I tried Node.Remove method but it is giving exception to me.
Also my section is always get adds up before [[TableEnd]].
This I could not figure out to be added AFTER that tag.

Can you provide code for this section deletion.
I have attached changed Code file and Input/output template again here.
Templates-Sep28.zip (27.4 KB)

tahir.manzoor · September 28, 2017, 5:27pm

@psluzhevsky,

Thanks for your inquiry. Please use following code before saving the document in GenerateReport method to get the desired output. Hope this helps you.

ExtractTags();
           
ReplaceTagsWithData();

mDoc.Range.Replace("[[TableStart]]", string.Empty, new FindReplaceOptions());
mDoc.Range.Replace("[[TableEnd]]", string.Empty, new FindReplaceOptions());

List list = null;
Paragraph para = (Paragraph)mDoc.Range.Bookmarks["TableBookmark"].BookmarkEnd.ParentNode;
if (para.IsListItem)
{
    list = para.ListFormat.List;
}
mDoc.Range.Bookmarks["TableBookmark"].Text = "";

if (list != null)
    ((Paragraph)mDoc.Range.Bookmarks["TableBookmark"].BookmarkEnd.ParentNode).ListFormat.List = list;

mDoc.Save(output);

Corsearch_IT · September 28, 2017, 9:22pm

I tried this solution and its working fine only for second case where my [[TableStart]] and [[TableEnd]] tags are adjacent to the content.
This does not work for first case where my tags are on separate lines.

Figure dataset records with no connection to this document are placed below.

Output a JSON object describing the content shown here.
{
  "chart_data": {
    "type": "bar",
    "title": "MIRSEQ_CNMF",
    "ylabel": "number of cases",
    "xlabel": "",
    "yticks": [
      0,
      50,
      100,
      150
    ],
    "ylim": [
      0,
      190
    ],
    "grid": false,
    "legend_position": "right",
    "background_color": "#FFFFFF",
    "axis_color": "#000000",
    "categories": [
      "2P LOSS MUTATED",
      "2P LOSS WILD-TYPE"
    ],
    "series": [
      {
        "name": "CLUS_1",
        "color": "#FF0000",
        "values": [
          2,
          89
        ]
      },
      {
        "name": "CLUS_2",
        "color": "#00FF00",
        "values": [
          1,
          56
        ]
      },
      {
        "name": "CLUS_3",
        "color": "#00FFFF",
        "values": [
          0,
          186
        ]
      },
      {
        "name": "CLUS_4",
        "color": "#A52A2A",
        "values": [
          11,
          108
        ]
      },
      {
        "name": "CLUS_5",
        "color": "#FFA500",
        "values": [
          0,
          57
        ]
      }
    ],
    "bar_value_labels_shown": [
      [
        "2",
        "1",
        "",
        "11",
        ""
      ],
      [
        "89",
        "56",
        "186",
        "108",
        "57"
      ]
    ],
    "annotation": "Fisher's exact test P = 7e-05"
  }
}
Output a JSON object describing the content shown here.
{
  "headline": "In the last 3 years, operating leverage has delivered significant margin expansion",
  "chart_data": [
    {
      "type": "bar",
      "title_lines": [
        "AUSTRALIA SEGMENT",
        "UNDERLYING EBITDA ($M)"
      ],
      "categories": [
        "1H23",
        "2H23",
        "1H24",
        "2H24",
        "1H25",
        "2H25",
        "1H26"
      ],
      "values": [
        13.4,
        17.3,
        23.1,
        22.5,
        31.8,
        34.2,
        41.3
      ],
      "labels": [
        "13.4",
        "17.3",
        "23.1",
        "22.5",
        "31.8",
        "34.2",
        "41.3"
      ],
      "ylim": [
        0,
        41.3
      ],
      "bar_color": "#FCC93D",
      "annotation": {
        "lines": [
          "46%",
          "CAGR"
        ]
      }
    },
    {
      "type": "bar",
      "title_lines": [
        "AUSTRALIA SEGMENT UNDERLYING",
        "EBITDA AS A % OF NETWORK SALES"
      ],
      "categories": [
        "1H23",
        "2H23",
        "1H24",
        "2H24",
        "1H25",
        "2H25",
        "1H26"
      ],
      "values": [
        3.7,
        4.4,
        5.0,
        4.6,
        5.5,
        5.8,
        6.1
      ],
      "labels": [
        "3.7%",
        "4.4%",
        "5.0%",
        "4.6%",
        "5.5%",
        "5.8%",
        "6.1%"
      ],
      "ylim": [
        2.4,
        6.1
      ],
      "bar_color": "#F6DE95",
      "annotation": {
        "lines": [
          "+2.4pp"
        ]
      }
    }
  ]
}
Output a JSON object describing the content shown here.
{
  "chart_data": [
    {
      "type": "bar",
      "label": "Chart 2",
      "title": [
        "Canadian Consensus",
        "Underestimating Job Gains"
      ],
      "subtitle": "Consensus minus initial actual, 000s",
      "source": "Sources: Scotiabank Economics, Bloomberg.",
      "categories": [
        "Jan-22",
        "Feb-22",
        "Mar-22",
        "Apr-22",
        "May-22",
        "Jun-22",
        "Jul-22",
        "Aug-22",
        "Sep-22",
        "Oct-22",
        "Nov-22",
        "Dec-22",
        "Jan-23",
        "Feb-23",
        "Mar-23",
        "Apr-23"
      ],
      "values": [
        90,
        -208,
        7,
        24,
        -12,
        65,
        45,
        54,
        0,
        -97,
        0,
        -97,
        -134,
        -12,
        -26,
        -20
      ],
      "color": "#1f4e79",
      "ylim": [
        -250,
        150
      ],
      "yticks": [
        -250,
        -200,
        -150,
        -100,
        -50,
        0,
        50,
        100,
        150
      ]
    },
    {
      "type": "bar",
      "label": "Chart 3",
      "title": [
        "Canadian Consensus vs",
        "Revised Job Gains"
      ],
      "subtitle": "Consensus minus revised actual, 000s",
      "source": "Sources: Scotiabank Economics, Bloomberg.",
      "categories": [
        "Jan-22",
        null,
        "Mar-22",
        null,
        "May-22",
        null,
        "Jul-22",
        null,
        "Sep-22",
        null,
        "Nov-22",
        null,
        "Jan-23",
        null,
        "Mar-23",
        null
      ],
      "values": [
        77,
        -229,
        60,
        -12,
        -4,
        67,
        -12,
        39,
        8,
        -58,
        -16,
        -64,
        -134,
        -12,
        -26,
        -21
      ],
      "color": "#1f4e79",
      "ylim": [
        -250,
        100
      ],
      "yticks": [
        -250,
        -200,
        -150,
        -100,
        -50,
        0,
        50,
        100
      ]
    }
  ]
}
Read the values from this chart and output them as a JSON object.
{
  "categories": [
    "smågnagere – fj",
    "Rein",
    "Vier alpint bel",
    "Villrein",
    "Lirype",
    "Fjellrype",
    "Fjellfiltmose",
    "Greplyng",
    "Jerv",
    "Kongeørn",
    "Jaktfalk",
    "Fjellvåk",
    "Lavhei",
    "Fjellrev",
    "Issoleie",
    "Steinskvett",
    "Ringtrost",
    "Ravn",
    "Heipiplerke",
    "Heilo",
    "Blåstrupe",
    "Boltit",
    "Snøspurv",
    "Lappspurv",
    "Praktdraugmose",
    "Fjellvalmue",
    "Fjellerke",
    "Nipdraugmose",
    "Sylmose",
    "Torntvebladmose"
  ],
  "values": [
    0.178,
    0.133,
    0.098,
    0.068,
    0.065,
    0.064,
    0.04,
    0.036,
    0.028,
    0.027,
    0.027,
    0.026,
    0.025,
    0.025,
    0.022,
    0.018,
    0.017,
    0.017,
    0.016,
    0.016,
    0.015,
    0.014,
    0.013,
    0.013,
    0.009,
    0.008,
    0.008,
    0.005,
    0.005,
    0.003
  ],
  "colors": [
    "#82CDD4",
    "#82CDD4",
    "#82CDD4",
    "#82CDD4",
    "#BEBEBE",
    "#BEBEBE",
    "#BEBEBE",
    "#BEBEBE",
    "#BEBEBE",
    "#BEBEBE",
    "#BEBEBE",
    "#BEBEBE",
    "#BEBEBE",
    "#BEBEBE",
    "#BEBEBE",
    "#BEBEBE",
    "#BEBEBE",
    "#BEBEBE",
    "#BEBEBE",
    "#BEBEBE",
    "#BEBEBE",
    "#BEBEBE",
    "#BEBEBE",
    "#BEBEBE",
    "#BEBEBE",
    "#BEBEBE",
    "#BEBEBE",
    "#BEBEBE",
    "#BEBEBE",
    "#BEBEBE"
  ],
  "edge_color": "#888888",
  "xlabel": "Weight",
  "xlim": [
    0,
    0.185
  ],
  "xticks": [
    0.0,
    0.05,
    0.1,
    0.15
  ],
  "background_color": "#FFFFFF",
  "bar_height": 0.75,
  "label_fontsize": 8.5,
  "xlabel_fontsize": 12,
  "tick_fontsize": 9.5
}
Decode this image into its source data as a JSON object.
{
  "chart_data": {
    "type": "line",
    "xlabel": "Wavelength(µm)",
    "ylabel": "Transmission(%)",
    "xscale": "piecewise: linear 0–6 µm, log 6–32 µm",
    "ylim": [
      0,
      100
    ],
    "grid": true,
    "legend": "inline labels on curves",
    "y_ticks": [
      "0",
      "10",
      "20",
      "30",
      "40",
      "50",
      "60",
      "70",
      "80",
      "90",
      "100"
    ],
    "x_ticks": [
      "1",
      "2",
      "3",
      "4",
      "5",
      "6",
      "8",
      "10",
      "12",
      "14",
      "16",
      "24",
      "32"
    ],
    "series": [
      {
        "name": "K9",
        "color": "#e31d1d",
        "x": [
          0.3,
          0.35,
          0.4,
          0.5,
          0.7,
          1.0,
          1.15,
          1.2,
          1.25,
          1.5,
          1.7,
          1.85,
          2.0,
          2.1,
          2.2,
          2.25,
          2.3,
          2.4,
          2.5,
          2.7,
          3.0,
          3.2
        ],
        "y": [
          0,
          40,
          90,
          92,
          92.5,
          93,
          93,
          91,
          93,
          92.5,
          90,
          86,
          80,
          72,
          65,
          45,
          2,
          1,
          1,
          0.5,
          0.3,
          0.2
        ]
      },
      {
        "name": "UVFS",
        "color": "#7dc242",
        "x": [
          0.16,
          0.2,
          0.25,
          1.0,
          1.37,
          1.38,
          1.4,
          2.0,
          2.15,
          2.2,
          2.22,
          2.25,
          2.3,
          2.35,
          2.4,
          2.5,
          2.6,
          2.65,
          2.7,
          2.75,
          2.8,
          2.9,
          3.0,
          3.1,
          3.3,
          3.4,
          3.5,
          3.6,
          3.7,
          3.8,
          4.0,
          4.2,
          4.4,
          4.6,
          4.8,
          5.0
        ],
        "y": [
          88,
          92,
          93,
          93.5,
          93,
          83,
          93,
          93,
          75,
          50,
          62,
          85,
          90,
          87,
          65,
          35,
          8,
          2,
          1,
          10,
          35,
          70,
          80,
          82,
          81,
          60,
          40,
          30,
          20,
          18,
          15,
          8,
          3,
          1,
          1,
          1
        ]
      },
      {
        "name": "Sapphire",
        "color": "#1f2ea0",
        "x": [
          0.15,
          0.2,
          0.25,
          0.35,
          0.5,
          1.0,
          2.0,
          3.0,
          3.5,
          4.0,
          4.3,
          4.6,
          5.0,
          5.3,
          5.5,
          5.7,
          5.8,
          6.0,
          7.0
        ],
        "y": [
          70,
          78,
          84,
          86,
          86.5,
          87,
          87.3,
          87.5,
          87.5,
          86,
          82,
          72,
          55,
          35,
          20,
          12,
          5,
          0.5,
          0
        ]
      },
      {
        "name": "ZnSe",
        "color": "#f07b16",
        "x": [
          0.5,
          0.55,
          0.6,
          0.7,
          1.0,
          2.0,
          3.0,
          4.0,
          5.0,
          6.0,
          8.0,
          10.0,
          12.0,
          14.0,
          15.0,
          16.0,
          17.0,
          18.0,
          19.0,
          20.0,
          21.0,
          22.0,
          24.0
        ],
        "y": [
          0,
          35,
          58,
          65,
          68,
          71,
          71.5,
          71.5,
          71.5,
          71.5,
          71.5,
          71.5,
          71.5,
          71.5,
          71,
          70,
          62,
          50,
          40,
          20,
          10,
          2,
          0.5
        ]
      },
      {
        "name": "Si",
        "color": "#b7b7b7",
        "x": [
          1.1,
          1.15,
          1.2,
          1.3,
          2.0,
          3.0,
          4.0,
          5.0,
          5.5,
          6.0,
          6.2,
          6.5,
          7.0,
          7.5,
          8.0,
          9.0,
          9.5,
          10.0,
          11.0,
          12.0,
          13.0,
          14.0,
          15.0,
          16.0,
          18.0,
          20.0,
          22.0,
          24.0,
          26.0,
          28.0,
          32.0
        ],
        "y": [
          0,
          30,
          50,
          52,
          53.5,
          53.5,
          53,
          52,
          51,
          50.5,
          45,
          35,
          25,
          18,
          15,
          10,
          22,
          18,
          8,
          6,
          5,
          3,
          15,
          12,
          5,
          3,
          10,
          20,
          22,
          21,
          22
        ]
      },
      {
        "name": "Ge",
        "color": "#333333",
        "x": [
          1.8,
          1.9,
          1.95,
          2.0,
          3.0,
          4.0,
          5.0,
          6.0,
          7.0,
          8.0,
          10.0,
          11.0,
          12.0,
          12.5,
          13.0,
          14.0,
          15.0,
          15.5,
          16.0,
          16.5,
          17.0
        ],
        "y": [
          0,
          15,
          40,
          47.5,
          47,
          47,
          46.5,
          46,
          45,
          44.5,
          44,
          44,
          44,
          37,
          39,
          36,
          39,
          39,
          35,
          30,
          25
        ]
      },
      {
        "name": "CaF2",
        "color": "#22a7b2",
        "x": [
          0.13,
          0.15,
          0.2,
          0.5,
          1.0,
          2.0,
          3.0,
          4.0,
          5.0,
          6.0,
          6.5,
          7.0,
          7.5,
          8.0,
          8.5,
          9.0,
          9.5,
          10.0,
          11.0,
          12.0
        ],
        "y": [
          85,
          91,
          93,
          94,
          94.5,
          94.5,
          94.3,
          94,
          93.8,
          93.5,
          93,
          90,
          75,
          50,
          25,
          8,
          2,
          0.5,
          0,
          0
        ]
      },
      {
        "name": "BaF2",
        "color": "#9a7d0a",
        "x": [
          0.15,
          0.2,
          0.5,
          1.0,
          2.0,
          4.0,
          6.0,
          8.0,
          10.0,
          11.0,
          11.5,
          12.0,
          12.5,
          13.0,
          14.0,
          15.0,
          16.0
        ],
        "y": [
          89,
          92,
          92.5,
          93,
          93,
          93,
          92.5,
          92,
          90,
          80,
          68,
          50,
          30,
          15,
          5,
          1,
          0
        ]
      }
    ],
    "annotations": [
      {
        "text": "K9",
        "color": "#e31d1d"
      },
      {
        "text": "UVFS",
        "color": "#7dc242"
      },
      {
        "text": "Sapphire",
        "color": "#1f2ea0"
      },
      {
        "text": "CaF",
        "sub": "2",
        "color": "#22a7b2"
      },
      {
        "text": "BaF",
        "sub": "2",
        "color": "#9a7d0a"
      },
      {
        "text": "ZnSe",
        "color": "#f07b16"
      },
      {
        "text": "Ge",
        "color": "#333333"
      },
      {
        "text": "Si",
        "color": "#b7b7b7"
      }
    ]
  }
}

For clarity, I have modified by input document which has both the cases shown.
Template_List_INPUT-BothCases.zip (12.8 KB)

Take a look and update.

tahir.manzoor · September 29, 2017, 4:24am

@psluzhevsky,

Thanks for your inquiry. The code works fine for both case. Please check the attached input and output documents.
Docs.zip (73.9 KB)

If both cases are in same document, you need to change the code accordingly. In this case, you need to create the two bookmarks e.g. TableBookmark1 and TableBookmark2. You need to extract the contents for both cases and set the bookmarks’ text to empty string before saving the document. We have attached the modified code for this case.
POCExample.zip (2.2 KB)

nangiladna · October 7, 2017, 5:21am

First heard of this word program, happy to try

nangiladna · October 7, 2017, 5:24am

I learn something good do you have auto spell check?

nangiladna · October 7, 2017, 5:27am

I like to start making word program work

tahir.manzoor · October 7, 2017, 5:17pm

@nangiladna,

Thanks for your inquiry.

Please use Run.Font.NoProofing property. The value of this property is True when the formatted characters are not to be spell checked.

Could you please share some more detail about this query? We will then provide you more information on this along with code.